Mientras Oklahoma, San Antonio, y Memphis parecen haber conseguido una velocidad de crucero, hay dos equipos en los que se ha instalado la preocupación, Dallas Mavericks, huérfanos aún de su estrella, el alemán Dirk Nowitzki, y Los Angeles Lakers, la llegada de D´Antoni, y la implementación del “run and gun” se le está atragantando a un conjunto que ve como dos de sus pilares más importantes no intervienen en el juego ofensivo del equipo, los números de Howard, y del criticado Gasol son bastante preocupantes, las consecuencias en los resultados son directas, si hay inspiración de los exteriores, y sus porcentajes son altos hay probabilidades de obtener victorias, pero si no, las opciones se reducen, y la imagen no es la deseada.

La semana nos dejó la gran noticia del primer punto en la NBA de Víctor Claver, aunque es un descarte habitual para Terry Stotts, que considera que aún está muy lejos de poder formar parte de las rotaciones de los Blazers.

La recuperación de Kyle Lowry ha devuelto al banquillo a Calderón, el efecto ha sido inmediato, cuatro derrotas consecutivas, alguna por una diferencia muy ajustada, una buena dirección de equipo marca en ocasiones la diferencia entre la victoria, y la derrota.

Mike Dunlap suena ya como posible entrenador del año en la NBA, y es que sus Bobcats van a conseguir igualar el número de victorias que obtuvieron el año pasado, e incluso tienen balance positivo, la dupla formada por Kemba Walker, y el rookie Kidd-Gilchrist está siendo determinante.
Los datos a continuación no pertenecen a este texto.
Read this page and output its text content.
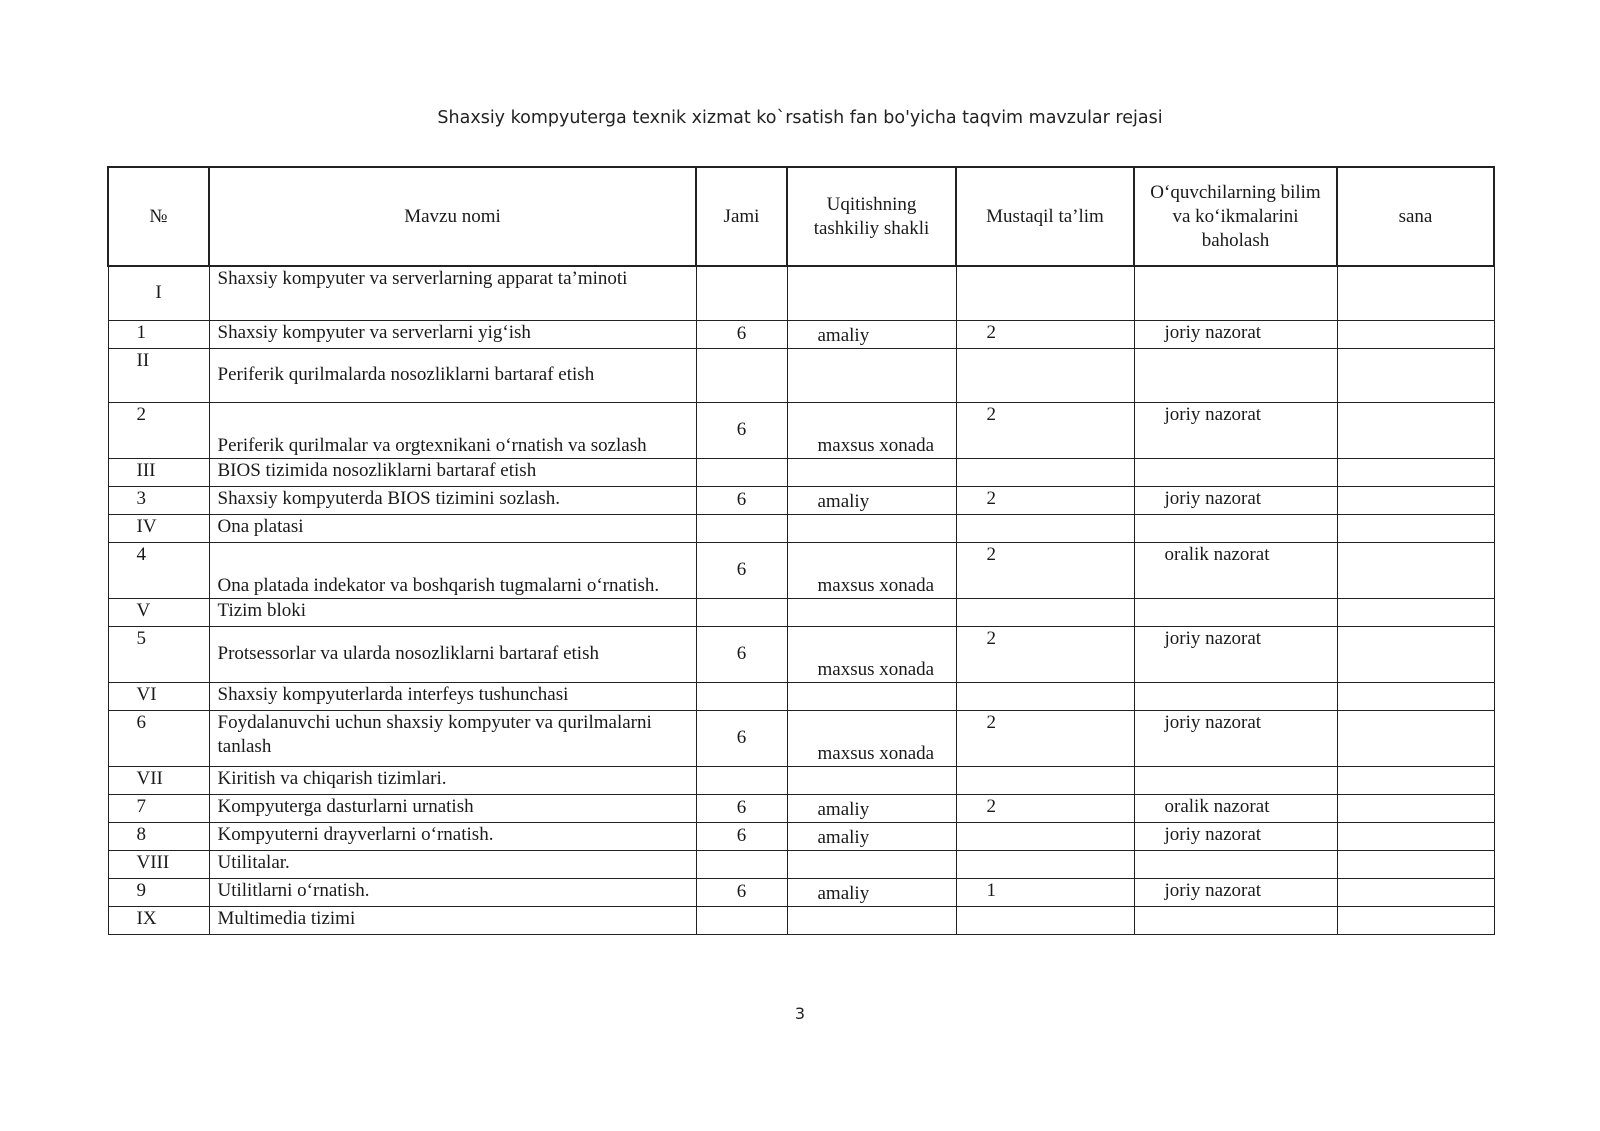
Shaxsiy kompyuterga texnik xizmat ko`rsatish fan bo'yicha taqvim mavzular rejasi
№	Mavzu nomi	Jami	Uqitishning tashkiliy shakli	Mustaqil ta’lim	O‘quvchilarning bilim va ko‘ikmalarini baholash	sana
I	Shaxsiy kompyuter va serverlarning apparat ta’minoti					
1	Shaxsiy kompyuter va serverlarni yig‘ish	6	amaliy	2	joriy nazorat	
II	Periferik qurilmalarda nosozliklarni bartaraf etish					
2	Periferik qurilmalar va orgtexnikani o‘rnatish va sozlash	6	maxsus xonada	2	joriy nazorat	
III	BIOS tizimida nosozliklarni bartaraf etish					
3	Shaxsiy kompyuterda BIOS tizimini sozlash.	6	amaliy	2	joriy nazorat	
IV	Ona platasi					
4	Ona platada indekator va boshqarish tugmalarni o‘rnatish.	6	maxsus xonada	2	oralik nazorat	
V	Tizim bloki					
5	Protsessorlar va ularda nosozliklarni bartaraf etish	6	maxsus xonada	2	joriy nazorat	
VI	Shaxsiy kompyuterlarda interfeys tushunchasi					
6	Foydalanuvchi uchun shaxsiy kompyuter va qurilmalarni tanlash	6	maxsus xonada	2	joriy nazorat	
VII	Kiritish va chiqarish tizimlari.					
7	Kompyuterga dasturlarni urnatish	6	amaliy	2	oralik nazorat	
8	Kompyuterni drayverlarni o‘rnatish.	6	amaliy		joriy nazorat	
VIII	Utilitalar.					
9	Utilitlarni o‘rnatish.	6	amaliy	1	joriy nazorat	
IX	Multimedia tizimi					
3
Boston, Chicago, e Indiana continúan en posiciones que no son muy cómodas, coqueteando con la no presencia en playoff, aún queda mucha temporada, y la recuperación de gente como Rose, o Granger ayudará a corregir esta situación. La vida sigue siendo gris para los Wizards, quienes tras once partidos disputados aún no conocen la victoria, las bajas de Wall, y Nené son determinantes para este equipo, al igual que la de Kyrie Irving para los Cavs, quienes han encontrado en Varejao, un coleccionista de dobles dígitos en el apartado de los rebotes, los que le permite liderar la NBA en ese apartado estadístico.

La salida de los Knicks por el medio Oeste ha traído consigo las primeras derrotas de este conjunto, aunque no son suficientes aún como para perder la fe, y la ilusión en que puedan aspirar a grandes cosas esta temporada, Carmelo sigue rayando a gran altura, y su consideración para MVP cada día es más fuerte.

Brooklyn se consolida en la zona alta, junto a los Miami Heat, que apoyados en Lebron James han encontrado en Ray Allen ese estilete desde el perímetro que les convierte en una mayor amenaza para los rivales, Udonis Haslem tuvo el honor de superar al gran Alonzo Mourning como máximo rebotador en la historia de la franquicia.